You also seems to conflate simple and intuitive, which are really unrelated. Simplicity is mostly objective, when intuition is mostly subjective. Both combined usually lead to ease.

> Yes.
>
>> or a the other entity that have no name (the symbol resulting of a function declaration).
>
> Yes. But I don't see the issue. &foo cannot bind to an alias parameter, nor can foo().
>

void function() foo can.

> What &foo means is a semantic issue, not a syntactic one. It's not an ambiguous grammar. Semantic ambiguity issues are resolved by creating rules (which one may consider intuitive or arbitrary) and applying them, which is what we're doing here.
>

You should hear ambiguous as ambiguous for the parser here. This is possible to make any crazy insane syntax unambiguous for the parser.

> There are several such ambiguities in D that are resolved by applying semantic disambiguation rules. This is done because although it makes the spec (and the compiler) more complex, it is actually simpler for the user.
>

I don't think it is, and looking at other languages choices, I'm not alone.

This kind of thing always seems simple of some cases, but ends up creating a huge minefield of special case when you start to combine feature together. And this is something that most D users experiences.

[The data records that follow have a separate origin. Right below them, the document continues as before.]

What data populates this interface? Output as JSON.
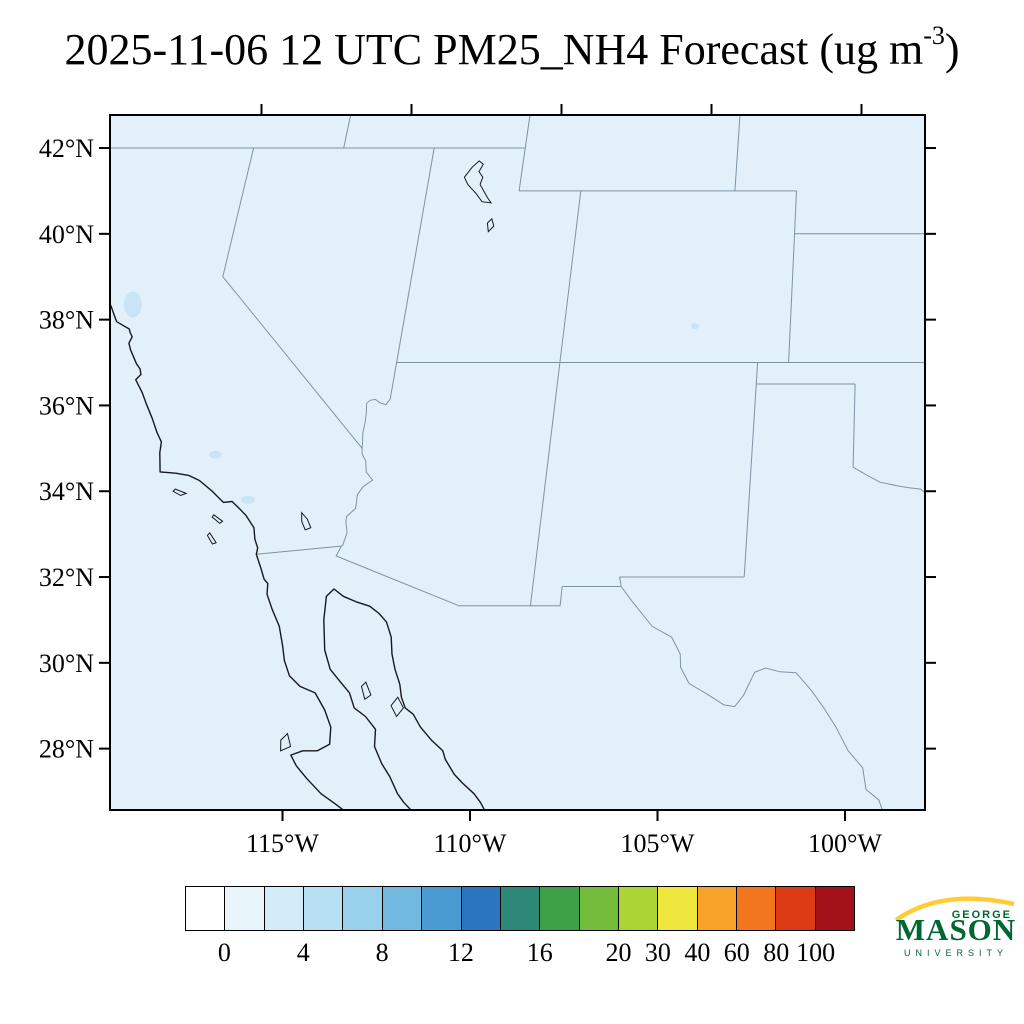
{
  "title": {
    "main": "2025-11-06 12 UTC PM25_NH4 Forecast (ug m",
    "sup": "-3",
    "close": ")"
  },
  "axes": {
    "left": [
      {
        "label": "42°N",
        "lat": 42
      },
      {
        "label": "40°N",
        "lat": 40
      },
      {
        "label": "38°N",
        "lat": 38
      },
      {
        "label": "36°N",
        "lat": 36
      },
      {
        "label": "34°N",
        "lat": 34
      },
      {
        "label": "32°N",
        "lat": 32
      },
      {
        "label": "30°N",
        "lat": 30
      },
      {
        "label": "28°N",
        "lat": 28
      }
    ],
    "bottom": [
      {
        "label": "115°W",
        "lon": -115
      },
      {
        "label": "110°W",
        "lon": -110
      },
      {
        "label": "105°W",
        "lon": -105
      },
      {
        "label": "100°W",
        "lon": -100
      }
    ],
    "top_lons": [
      -120,
      -115,
      -110,
      -105,
      -100
    ],
    "right_lats": [
      42,
      40,
      38,
      36,
      34,
      32,
      30,
      28
    ]
  },
  "map": {
    "bg": "#e2f0f9",
    "patch_color": "#c9e4f4",
    "border_color": "#7d93a4",
    "coast_color": "#16191d",
    "frame_color": "#000000",
    "coastlines": [
      [
        [
          -123.7,
          38.75
        ],
        [
          -123.45,
          38.5
        ],
        [
          -123.25,
          38.3
        ],
        [
          -123.0,
          38.0
        ],
        [
          -122.95,
          37.95
        ],
        [
          -122.5,
          37.78
        ],
        [
          -122.45,
          37.7
        ],
        [
          -122.35,
          37.6
        ],
        [
          -122.4,
          37.45
        ],
        [
          -122.3,
          37.3
        ],
        [
          -122.0,
          36.97
        ],
        [
          -121.85,
          36.85
        ],
        [
          -121.78,
          36.72
        ],
        [
          -121.9,
          36.6
        ],
        [
          -121.6,
          36.3
        ],
        [
          -121.4,
          36.05
        ],
        [
          -121.1,
          35.7
        ],
        [
          -120.85,
          35.37
        ],
        [
          -120.65,
          35.15
        ],
        [
          -120.62,
          34.9
        ],
        [
          -120.47,
          34.45
        ],
        [
          -120.0,
          34.42
        ],
        [
          -119.6,
          34.37
        ],
        [
          -119.25,
          34.25
        ],
        [
          -118.8,
          34.0
        ],
        [
          -118.4,
          33.74
        ],
        [
          -118.15,
          33.76
        ],
        [
          -117.9,
          33.6
        ],
        [
          -117.65,
          33.43
        ],
        [
          -117.35,
          33.15
        ],
        [
          -117.25,
          32.88
        ],
        [
          -117.12,
          32.68
        ],
        [
          -117.12,
          32.53
        ],
        [
          -116.9,
          32.2
        ],
        [
          -116.75,
          31.95
        ],
        [
          -116.62,
          31.85
        ],
        [
          -116.58,
          31.6
        ],
        [
          -116.35,
          31.25
        ],
        [
          -116.05,
          30.85
        ],
        [
          -115.85,
          30.4
        ],
        [
          -115.72,
          30.05
        ],
        [
          -115.5,
          29.7
        ],
        [
          -115.15,
          29.45
        ],
        [
          -114.7,
          29.3
        ],
        [
          -114.35,
          28.9
        ],
        [
          -114.1,
          28.5
        ],
        [
          -114.05,
          28.1
        ],
        [
          -114.35,
          27.95
        ],
        [
          -114.75,
          27.95
        ],
        [
          -115.05,
          27.85
        ],
        [
          -114.85,
          27.6
        ],
        [
          -114.5,
          27.3
        ],
        [
          -114.05,
          26.95
        ],
        [
          -113.6,
          26.7
        ],
        [
          -113.35,
          26.55
        ]
      ],
      [
        [
          -111.55,
          26.55
        ],
        [
          -111.8,
          26.75
        ],
        [
          -112.0,
          26.95
        ],
        [
          -112.28,
          27.35
        ],
        [
          -112.55,
          27.65
        ],
        [
          -112.82,
          28.05
        ],
        [
          -112.87,
          28.45
        ],
        [
          -113.2,
          28.75
        ],
        [
          -113.55,
          28.95
        ],
        [
          -113.75,
          29.3
        ],
        [
          -114.05,
          29.55
        ],
        [
          -114.4,
          29.85
        ],
        [
          -114.65,
          30.3
        ],
        [
          -114.83,
          31.0
        ],
        [
          -114.88,
          31.55
        ],
        [
          -114.7,
          31.72
        ],
        [
          -114.4,
          31.55
        ],
        [
          -114.0,
          31.42
        ],
        [
          -113.6,
          31.32
        ],
        [
          -113.3,
          31.15
        ],
        [
          -113.05,
          30.95
        ],
        [
          -112.85,
          30.6
        ],
        [
          -112.75,
          30.2
        ],
        [
          -112.6,
          29.85
        ],
        [
          -112.4,
          29.5
        ],
        [
          -112.3,
          29.2
        ],
        [
          -112.15,
          28.95
        ],
        [
          -111.9,
          28.8
        ],
        [
          -111.65,
          28.5
        ],
        [
          -111.3,
          28.2
        ],
        [
          -110.95,
          27.95
        ],
        [
          -110.85,
          27.75
        ],
        [
          -110.55,
          27.4
        ],
        [
          -110.3,
          27.2
        ],
        [
          -109.95,
          26.95
        ],
        [
          -109.75,
          26.75
        ],
        [
          -109.6,
          26.55
        ]
      ]
    ],
    "islands": [
      [
        [
          -115.25,
          28.35
        ],
        [
          -115.1,
          28.05
        ],
        [
          -115.35,
          27.95
        ],
        [
          -115.4,
          28.2
        ],
        [
          -115.25,
          28.35
        ]
      ],
      [
        [
          -112.4,
          29.2
        ],
        [
          -112.2,
          28.95
        ],
        [
          -112.35,
          28.75
        ],
        [
          -112.55,
          29.0
        ],
        [
          -112.4,
          29.2
        ]
      ],
      [
        [
          -113.35,
          29.55
        ],
        [
          -113.15,
          29.25
        ],
        [
          -113.3,
          29.15
        ],
        [
          -113.45,
          29.45
        ],
        [
          -113.35,
          29.55
        ]
      ],
      [
        [
          -118.6,
          33.45
        ],
        [
          -118.3,
          33.3
        ],
        [
          -118.37,
          33.25
        ],
        [
          -118.63,
          33.4
        ],
        [
          -118.6,
          33.45
        ]
      ],
      [
        [
          -119.9,
          34.05
        ],
        [
          -119.55,
          33.95
        ],
        [
          -119.7,
          33.9
        ],
        [
          -119.95,
          34.0
        ],
        [
          -119.9,
          34.05
        ]
      ],
      [
        [
          -118.6,
          33.03
        ],
        [
          -118.35,
          32.8
        ],
        [
          -118.45,
          32.77
        ],
        [
          -118.65,
          32.97
        ],
        [
          -118.6,
          33.03
        ]
      ]
    ],
    "borders": [
      [
        [
          -124.73,
          42
        ],
        [
          -111.05,
          42
        ]
      ],
      [
        [
          -111.05,
          42.77
        ],
        [
          -111.05,
          41
        ]
      ],
      [
        [
          -111.05,
          41
        ],
        [
          -102.05,
          41
        ]
      ],
      [
        [
          -104.05,
          42.77
        ],
        [
          -104.05,
          41
        ]
      ],
      [
        [
          -102.05,
          40
        ],
        [
          -97.85,
          40
        ]
      ],
      [
        [
          -102.05,
          41
        ],
        [
          -102.05,
          37
        ]
      ],
      [
        [
          -114.05,
          42
        ],
        [
          -114.05,
          37
        ]
      ],
      [
        [
          -109.05,
          41
        ],
        [
          -109.05,
          37
        ]
      ],
      [
        [
          -114.05,
          37
        ],
        [
          -97.85,
          37
        ]
      ],
      [
        [
          -109.05,
          37
        ],
        [
          -109.05,
          31.33
        ]
      ],
      [
        [
          -120,
          39
        ],
        [
          -114.63,
          35.0
        ]
      ],
      [
        [
          -120,
          42
        ],
        [
          -120,
          39
        ]
      ],
      [
        [
          -117.03,
          42.77
        ],
        [
          -117.03,
          42
        ]
      ],
      [
        [
          -114.05,
          37
        ],
        [
          -114.05,
          36.15
        ],
        [
          -114.15,
          36.02
        ],
        [
          -114.33,
          36.06
        ],
        [
          -114.5,
          36.14
        ],
        [
          -114.65,
          36.12
        ],
        [
          -114.74,
          36.05
        ],
        [
          -114.7,
          35.85
        ],
        [
          -114.68,
          35.6
        ],
        [
          -114.69,
          35.35
        ],
        [
          -114.65,
          35.15
        ],
        [
          -114.63,
          35.0
        ],
        [
          -114.6,
          34.87
        ],
        [
          -114.45,
          34.7
        ],
        [
          -114.38,
          34.45
        ],
        [
          -114.15,
          34.26
        ],
        [
          -114.4,
          34.1
        ],
        [
          -114.52,
          33.92
        ],
        [
          -114.5,
          33.6
        ],
        [
          -114.72,
          33.41
        ],
        [
          -114.71,
          33.28
        ],
        [
          -114.62,
          33.03
        ],
        [
          -114.68,
          32.74
        ],
        [
          -114.72,
          32.72
        ]
      ],
      [
        [
          -103.0,
          37
        ],
        [
          -103.04,
          32.0
        ]
      ],
      [
        [
          -103.0,
          36.5
        ],
        [
          -100.0,
          36.5
        ]
      ],
      [
        [
          -100.0,
          36.5
        ],
        [
          -100.0,
          34.56
        ]
      ],
      [
        [
          -100.0,
          34.56
        ],
        [
          -99.6,
          34.38
        ],
        [
          -99.2,
          34.21
        ],
        [
          -98.7,
          34.13
        ],
        [
          -98.35,
          34.08
        ],
        [
          -98.0,
          34.05
        ],
        [
          -97.85,
          33.95
        ]
      ],
      [
        [
          -103.04,
          32
        ],
        [
          -106.6,
          32
        ]
      ],
      [
        [
          -106.6,
          32
        ],
        [
          -106.53,
          31.78
        ]
      ],
      [
        [
          -106.53,
          31.78
        ],
        [
          -108.21,
          31.78
        ]
      ],
      [
        [
          -108.21,
          31.78
        ],
        [
          -108.21,
          31.33
        ]
      ],
      [
        [
          -108.21,
          31.33
        ],
        [
          -111.07,
          31.33
        ]
      ],
      [
        [
          -111.07,
          31.33
        ],
        [
          -114.81,
          32.49
        ],
        [
          -114.72,
          32.72
        ]
      ],
      [
        [
          -114.72,
          32.72
        ],
        [
          -117.12,
          32.53
        ]
      ],
      [
        [
          -106.53,
          31.78
        ],
        [
          -106.2,
          31.45
        ],
        [
          -105.55,
          30.85
        ],
        [
          -104.98,
          30.6
        ],
        [
          -104.7,
          30.2
        ],
        [
          -104.67,
          29.9
        ],
        [
          -104.4,
          29.52
        ],
        [
          -103.9,
          29.28
        ],
        [
          -103.4,
          29.02
        ],
        [
          -103.1,
          28.98
        ],
        [
          -102.87,
          29.25
        ],
        [
          -102.6,
          29.78
        ],
        [
          -102.3,
          29.88
        ],
        [
          -101.9,
          29.79
        ],
        [
          -101.45,
          29.77
        ],
        [
          -101.0,
          29.35
        ],
        [
          -100.65,
          28.95
        ],
        [
          -100.3,
          28.5
        ],
        [
          -99.95,
          27.95
        ],
        [
          -99.55,
          27.55
        ],
        [
          -99.45,
          27.05
        ],
        [
          -99.1,
          26.8
        ],
        [
          -99.0,
          26.55
        ]
      ]
    ],
    "lakes": [
      [
        [
          -112.9,
          41.32
        ],
        [
          -112.7,
          41.55
        ],
        [
          -112.5,
          41.7
        ],
        [
          -112.35,
          41.62
        ],
        [
          -112.45,
          41.45
        ],
        [
          -112.3,
          41.32
        ],
        [
          -112.35,
          41.15
        ],
        [
          -112.2,
          41.0
        ],
        [
          -112.05,
          40.85
        ],
        [
          -111.9,
          40.72
        ],
        [
          -112.2,
          40.75
        ],
        [
          -112.45,
          40.95
        ],
        [
          -112.6,
          41.05
        ],
        [
          -112.75,
          41.15
        ],
        [
          -112.9,
          41.32
        ]
      ],
      [
        [
          -111.8,
          40.35
        ],
        [
          -111.7,
          40.18
        ],
        [
          -111.85,
          40.05
        ],
        [
          -111.92,
          40.25
        ],
        [
          -111.8,
          40.35
        ]
      ],
      [
        [
          -116.05,
          33.5
        ],
        [
          -115.85,
          33.35
        ],
        [
          -115.7,
          33.15
        ],
        [
          -115.85,
          33.1
        ],
        [
          -116.0,
          33.3
        ],
        [
          -116.05,
          33.5
        ]
      ]
    ],
    "patches": [
      {
        "lon": -122.6,
        "lat": 38.35,
        "rx": 9,
        "ry": 13
      },
      {
        "lon": -118.95,
        "lat": 34.85,
        "rx": 6,
        "ry": 4
      },
      {
        "lon": -117.7,
        "lat": 33.8,
        "rx": 7,
        "ry": 4
      },
      {
        "lon": -105.0,
        "lat": 37.85,
        "rx": 4,
        "ry": 3
      }
    ]
  },
  "colorbar": {
    "colors": [
      "#ffffff",
      "#e8f5fb",
      "#d2ecf8",
      "#b7e1f3",
      "#97d1ec",
      "#72b9e0",
      "#4b9bd3",
      "#2a75bd",
      "#2e8877",
      "#3ea047",
      "#74bc3b",
      "#abd435",
      "#eee63d",
      "#f7a32a",
      "#f2761d",
      "#dc3b16",
      "#a31218"
    ],
    "labels": [
      {
        "text": "0",
        "b": 1
      },
      {
        "text": "4",
        "b": 3
      },
      {
        "text": "8",
        "b": 5
      },
      {
        "text": "12",
        "b": 7
      },
      {
        "text": "16",
        "b": 9
      },
      {
        "text": "20",
        "b": 11
      },
      {
        "text": "30",
        "b": 12
      },
      {
        "text": "40",
        "b": 13
      },
      {
        "text": "60",
        "b": 14
      },
      {
        "text": "80",
        "b": 15
      },
      {
        "text": "100",
        "b": 16
      }
    ]
  },
  "logo": {
    "line1": "GEORGE",
    "line2": "MASON",
    "line3": "UNIVERSITY",
    "green": "#006633",
    "gold": "#ffcc33"
  },
  "chart_data": {
    "type": "heatmap",
    "title": "2025-11-06 12 UTC PM25_NH4 Forecast (ug m-3)",
    "variable": "PM2.5 ammonium (NH4) concentration forecast",
    "units": "ug m-3",
    "forecast_time": "2025-11-06 12 UTC",
    "region": "Southwestern United States and northern Mexico",
    "lon_range": [
      -119.6,
      -97.9
    ],
    "lat_range": [
      26.6,
      42.8
    ],
    "x_tick_labels": [
      "115°W",
      "110°W",
      "105°W",
      "100°W"
    ],
    "y_tick_labels": [
      "42°N",
      "40°N",
      "38°N",
      "36°N",
      "34°N",
      "32°N",
      "30°N",
      "28°N"
    ],
    "levels": [
      0,
      2,
      4,
      6,
      8,
      10,
      12,
      14,
      16,
      18,
      20,
      30,
      40,
      60,
      80,
      100
    ],
    "colorbar_tick_labels": [
      0,
      4,
      8,
      12,
      16,
      20,
      30,
      40,
      60,
      80,
      100
    ],
    "palette": [
      "#ffffff",
      "#e8f5fb",
      "#d2ecf8",
      "#b7e1f3",
      "#97d1ec",
      "#72b9e0",
      "#4b9bd3",
      "#2a75bd",
      "#2e8877",
      "#3ea047",
      "#74bc3b",
      "#abd435",
      "#eee63d",
      "#f7a32a",
      "#f2761d",
      "#dc3b16",
      "#a31218"
    ],
    "field_summary": "Concentrations near 0-2 ug/m3 over the entire domain, with small 2-4 ug/m3 patches along coastal northern California, the southern California coast and valleys, and a tiny spot in southern Colorado",
    "legend_position": "bottom",
    "grid": false
  }
}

It result in users not using advanced D features (see HIGGS topic for instance, or many codebases on github in general) or user having trouble. It is often advised to stay away form advanced features of D for production quality stuff and I have to say I share the observation. Working on large codebase (well large . . . for a personal project, but clearly ridiculous compared to many companies codebase : ~25 000LOC) using advanced features of D, I run in such troubles almost on a daily basis, and have developed some knowledge of area of the language I should not even try to go in.